因為喬嘉嘉現在還沒有放寒假,學校那邊下午還要上學,所以沈以南沒多久就離開了,約好等著放寒假再一起玩,到時候還去公園的溜冰場溜冰去,冬天的時候能玩的東西並不多,溜冰也可以說是冬天裡少有的有趣活動了。再加上沈以南自己沒兩年也就要下鄉插隊當知青了,以後能像現在這樣玩樂的日子也沒多少了,自然是要趁著現在多放鬆一下的。
喬嘉嘉也是差不多的想法,對於以南哥邀請寒假的時候繼續去公園那邊溜冰也是想都沒想就答應了下來。
現在上學完全沒有以前輕鬆,雖然不需要考試了,但是平常也是要照常上課的,除此之外還有學工學農,一個學期上課的時間也就才四個月,有一個半月都要用來學工學農。
彆以為這個年代就沒有補課的了,其他學校喬嘉嘉不知道,但是她現在上學的職工子弟初中,偶爾星期天就是會補課的,學工學農每次的時間都不短,課程就會被落下很多,再加上他們現在學校工宣隊的主席對於學習也是挺看重,所以偶爾課程落後太嚴重,就是會讓星期天也留下補課的。
上學的時候事情這麼多,能完全放鬆的時間也就隻有寒暑假了,喬嘉嘉對於現在的寒暑假很珍惜了,現在她初一上學期馬上就要上完了,還有三年半時間就會高中畢業。
現在又不能高考,高中畢業之後肯定就是要去工作了。就算喬家並不缺喬嘉嘉這一份工資,但是這個年代勞動光榮是最普遍的思想,喬嘉嘉畢了業之後絕對不可能待在家裡啃老的,就算家裡不在意,但是外邊的人肯定是會嘀咕的。

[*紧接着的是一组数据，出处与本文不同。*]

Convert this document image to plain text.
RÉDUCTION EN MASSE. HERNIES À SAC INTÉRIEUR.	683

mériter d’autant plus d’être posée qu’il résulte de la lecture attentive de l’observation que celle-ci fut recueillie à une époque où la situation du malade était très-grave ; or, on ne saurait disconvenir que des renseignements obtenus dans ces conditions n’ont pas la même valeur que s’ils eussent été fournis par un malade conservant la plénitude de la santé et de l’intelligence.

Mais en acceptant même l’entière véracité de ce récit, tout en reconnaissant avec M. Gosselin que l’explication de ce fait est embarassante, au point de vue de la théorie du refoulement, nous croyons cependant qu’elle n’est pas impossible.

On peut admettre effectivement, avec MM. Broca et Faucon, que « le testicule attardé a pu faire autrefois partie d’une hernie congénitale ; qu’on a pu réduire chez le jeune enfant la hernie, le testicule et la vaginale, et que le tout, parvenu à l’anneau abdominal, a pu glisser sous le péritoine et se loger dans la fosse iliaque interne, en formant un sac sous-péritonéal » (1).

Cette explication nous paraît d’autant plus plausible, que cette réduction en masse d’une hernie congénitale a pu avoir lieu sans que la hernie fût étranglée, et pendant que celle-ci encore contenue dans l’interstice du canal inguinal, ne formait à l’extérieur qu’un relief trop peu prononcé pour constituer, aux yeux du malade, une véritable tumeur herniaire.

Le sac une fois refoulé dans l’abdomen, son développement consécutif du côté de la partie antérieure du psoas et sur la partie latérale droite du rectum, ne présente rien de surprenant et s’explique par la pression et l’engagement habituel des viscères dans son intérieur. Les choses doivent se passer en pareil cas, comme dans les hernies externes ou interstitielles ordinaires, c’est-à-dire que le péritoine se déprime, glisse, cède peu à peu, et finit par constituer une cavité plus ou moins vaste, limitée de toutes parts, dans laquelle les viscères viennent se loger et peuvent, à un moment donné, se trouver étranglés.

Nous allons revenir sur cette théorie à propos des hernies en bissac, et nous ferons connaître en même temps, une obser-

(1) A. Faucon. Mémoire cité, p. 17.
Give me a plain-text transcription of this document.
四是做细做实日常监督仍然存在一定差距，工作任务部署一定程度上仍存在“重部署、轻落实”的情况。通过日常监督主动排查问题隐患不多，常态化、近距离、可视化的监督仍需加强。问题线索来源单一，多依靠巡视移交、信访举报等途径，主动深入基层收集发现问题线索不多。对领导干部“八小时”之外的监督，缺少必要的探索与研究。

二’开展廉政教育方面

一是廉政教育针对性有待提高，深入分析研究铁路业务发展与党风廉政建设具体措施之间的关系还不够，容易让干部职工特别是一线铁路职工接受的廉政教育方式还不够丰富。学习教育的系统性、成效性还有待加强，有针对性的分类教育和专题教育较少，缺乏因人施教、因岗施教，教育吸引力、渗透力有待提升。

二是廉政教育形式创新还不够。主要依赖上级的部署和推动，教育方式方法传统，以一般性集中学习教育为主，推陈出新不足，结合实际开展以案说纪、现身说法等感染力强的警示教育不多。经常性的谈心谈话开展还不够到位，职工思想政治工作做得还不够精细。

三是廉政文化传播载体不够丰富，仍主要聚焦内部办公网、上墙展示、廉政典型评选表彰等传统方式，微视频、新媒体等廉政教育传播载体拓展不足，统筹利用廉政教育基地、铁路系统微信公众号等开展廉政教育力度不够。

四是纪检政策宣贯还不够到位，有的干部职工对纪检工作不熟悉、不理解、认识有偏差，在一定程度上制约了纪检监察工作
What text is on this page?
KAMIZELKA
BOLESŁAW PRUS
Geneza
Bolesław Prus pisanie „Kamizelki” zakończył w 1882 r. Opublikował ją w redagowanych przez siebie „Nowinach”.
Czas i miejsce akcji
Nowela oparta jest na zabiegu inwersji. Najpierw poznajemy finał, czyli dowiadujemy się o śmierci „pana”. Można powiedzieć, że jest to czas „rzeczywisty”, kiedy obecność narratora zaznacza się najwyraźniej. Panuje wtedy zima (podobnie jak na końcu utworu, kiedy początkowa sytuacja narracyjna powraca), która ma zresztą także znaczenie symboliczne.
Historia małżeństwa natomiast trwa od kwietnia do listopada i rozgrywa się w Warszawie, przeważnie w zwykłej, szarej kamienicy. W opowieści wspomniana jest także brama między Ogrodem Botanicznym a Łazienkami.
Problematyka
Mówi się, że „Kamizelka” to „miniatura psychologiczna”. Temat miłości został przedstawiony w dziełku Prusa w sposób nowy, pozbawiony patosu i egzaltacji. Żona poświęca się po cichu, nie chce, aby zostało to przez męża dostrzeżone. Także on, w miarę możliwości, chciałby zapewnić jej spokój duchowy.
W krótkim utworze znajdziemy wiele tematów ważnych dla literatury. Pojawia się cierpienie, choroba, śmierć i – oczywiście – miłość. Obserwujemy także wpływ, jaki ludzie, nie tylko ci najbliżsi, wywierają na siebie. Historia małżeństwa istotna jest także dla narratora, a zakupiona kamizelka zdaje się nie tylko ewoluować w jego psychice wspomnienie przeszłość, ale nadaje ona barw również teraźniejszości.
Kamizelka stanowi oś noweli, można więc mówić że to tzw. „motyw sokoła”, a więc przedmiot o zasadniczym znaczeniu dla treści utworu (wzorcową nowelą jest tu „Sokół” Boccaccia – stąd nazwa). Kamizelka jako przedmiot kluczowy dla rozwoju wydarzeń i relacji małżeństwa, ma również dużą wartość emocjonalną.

而且這種與進步青年背道而馳的做法,是要被批判的,尤其是現在到了年紀在城裡無法就業的年輕人,都是要上山下鄉的,喬嘉嘉雖然是獨生子女,並不用上山下鄉,但是到了年紀不去就業,時間長了街道辦那邊說不定還會上門給她做思想工作,動員她去上山下鄉。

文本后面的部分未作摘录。